Mary believes the angel, and submits to the will of God, saying, “May your word to me be fulfilled.” (Lk 1:38)

Then later, Elizabeth praises Mary, saying,

Blessed is she who has believed that the Lord would fulfill his promises to her! (Lk 1:45)

Now, a quick note here. There’s another person in the Bible who was promised a son by God. And this son was also to be born under miraculous circumstances, and through him, God would bless the whole world (Gn 12:2–3).

This person believed God, and because of his faith, God considered him righteous. That man was Abraham, the believer (Gn 15:6; Gal 3:6–9).

That significance doesn’t seem to be lost on Mary, who cites God’s promises to Abraham in the Magnificat:

He has helped his servant Israel,
Remembering to be merciful
To Abraham and his descendants forever,
Just as he promised our ancestors. (Lk 1:54–55)

Mary’s faith brings God’s promises full-circle.

5. Mary offered two turtledoves

After Jesus is born, Joseph and Mary take him to the temple in Jerusalem to consecrate him to the Lord. And according to Levitical law, Mary and Joseph make an offering of two turtledoves (Lk 2:22–24).

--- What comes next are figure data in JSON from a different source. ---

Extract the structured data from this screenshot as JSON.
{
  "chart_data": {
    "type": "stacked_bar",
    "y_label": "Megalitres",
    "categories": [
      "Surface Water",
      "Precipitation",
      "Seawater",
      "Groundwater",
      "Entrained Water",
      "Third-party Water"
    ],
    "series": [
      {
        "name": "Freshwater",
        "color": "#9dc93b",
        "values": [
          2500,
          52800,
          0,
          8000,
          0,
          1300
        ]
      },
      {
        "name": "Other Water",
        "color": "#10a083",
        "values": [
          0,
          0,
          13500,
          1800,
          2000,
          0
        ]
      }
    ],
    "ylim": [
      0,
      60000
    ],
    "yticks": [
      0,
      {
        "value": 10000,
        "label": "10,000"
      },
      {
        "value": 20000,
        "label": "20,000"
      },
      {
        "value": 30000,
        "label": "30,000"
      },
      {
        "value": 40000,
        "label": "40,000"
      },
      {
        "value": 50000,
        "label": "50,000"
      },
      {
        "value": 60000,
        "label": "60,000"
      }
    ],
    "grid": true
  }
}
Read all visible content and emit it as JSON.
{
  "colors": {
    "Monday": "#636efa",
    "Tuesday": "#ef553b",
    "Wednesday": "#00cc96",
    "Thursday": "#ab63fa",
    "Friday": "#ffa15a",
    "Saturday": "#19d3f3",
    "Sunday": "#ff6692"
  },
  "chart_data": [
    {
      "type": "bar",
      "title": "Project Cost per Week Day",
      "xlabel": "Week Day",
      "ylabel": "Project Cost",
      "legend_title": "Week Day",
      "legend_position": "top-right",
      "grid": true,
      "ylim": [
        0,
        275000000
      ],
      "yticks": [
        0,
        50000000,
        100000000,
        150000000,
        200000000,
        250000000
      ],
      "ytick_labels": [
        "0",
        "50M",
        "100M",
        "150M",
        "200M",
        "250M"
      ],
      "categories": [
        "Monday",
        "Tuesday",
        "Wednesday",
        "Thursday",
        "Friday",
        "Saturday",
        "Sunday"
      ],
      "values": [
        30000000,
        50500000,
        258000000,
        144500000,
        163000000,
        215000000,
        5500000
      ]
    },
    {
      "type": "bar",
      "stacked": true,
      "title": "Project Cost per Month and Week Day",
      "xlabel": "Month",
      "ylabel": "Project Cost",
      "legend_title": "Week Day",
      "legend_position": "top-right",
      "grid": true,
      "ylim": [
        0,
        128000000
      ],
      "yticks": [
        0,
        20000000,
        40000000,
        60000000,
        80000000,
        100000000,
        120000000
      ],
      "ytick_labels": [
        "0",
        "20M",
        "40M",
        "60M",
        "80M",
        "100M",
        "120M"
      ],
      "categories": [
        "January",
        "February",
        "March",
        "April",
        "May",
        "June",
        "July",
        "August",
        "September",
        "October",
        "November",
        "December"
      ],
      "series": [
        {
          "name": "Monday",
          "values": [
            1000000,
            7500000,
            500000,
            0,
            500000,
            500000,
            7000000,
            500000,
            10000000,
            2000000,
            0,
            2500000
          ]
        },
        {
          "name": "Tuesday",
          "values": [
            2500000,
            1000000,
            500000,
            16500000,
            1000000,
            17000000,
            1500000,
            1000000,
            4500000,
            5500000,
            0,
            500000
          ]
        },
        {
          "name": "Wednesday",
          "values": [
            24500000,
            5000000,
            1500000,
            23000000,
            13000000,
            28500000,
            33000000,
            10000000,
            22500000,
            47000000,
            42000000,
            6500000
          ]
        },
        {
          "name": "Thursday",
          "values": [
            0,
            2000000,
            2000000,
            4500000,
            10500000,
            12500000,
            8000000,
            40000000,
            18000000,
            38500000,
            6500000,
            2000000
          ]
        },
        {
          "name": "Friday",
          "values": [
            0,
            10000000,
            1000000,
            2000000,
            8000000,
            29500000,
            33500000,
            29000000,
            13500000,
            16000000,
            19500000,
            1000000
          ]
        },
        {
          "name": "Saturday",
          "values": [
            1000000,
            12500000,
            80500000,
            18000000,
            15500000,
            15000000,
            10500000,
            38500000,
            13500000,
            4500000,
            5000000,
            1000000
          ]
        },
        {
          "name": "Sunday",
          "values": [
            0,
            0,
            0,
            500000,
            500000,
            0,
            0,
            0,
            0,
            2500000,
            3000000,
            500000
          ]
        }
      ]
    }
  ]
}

This may be an indicator of Mary’s and Joseph’s social class. Luke is quoting a passage in the book of Leviticus about offerings a mother should present after having a son. The default offering is a one-year-old lamb and a single turtledove. But if the mother can’t afford a lamb, another turtledove (or pigeon) would do (Lev 12:8).

It’s possible that Mary couldn’t afford a lamb.

One interesting thing to note: in the book of Leviticus, the second turtledove is a “sin offering,” a sacrifice specifically made to seek forgiveness and cleansing from sin. You can read all about these in Leviticus 4–6.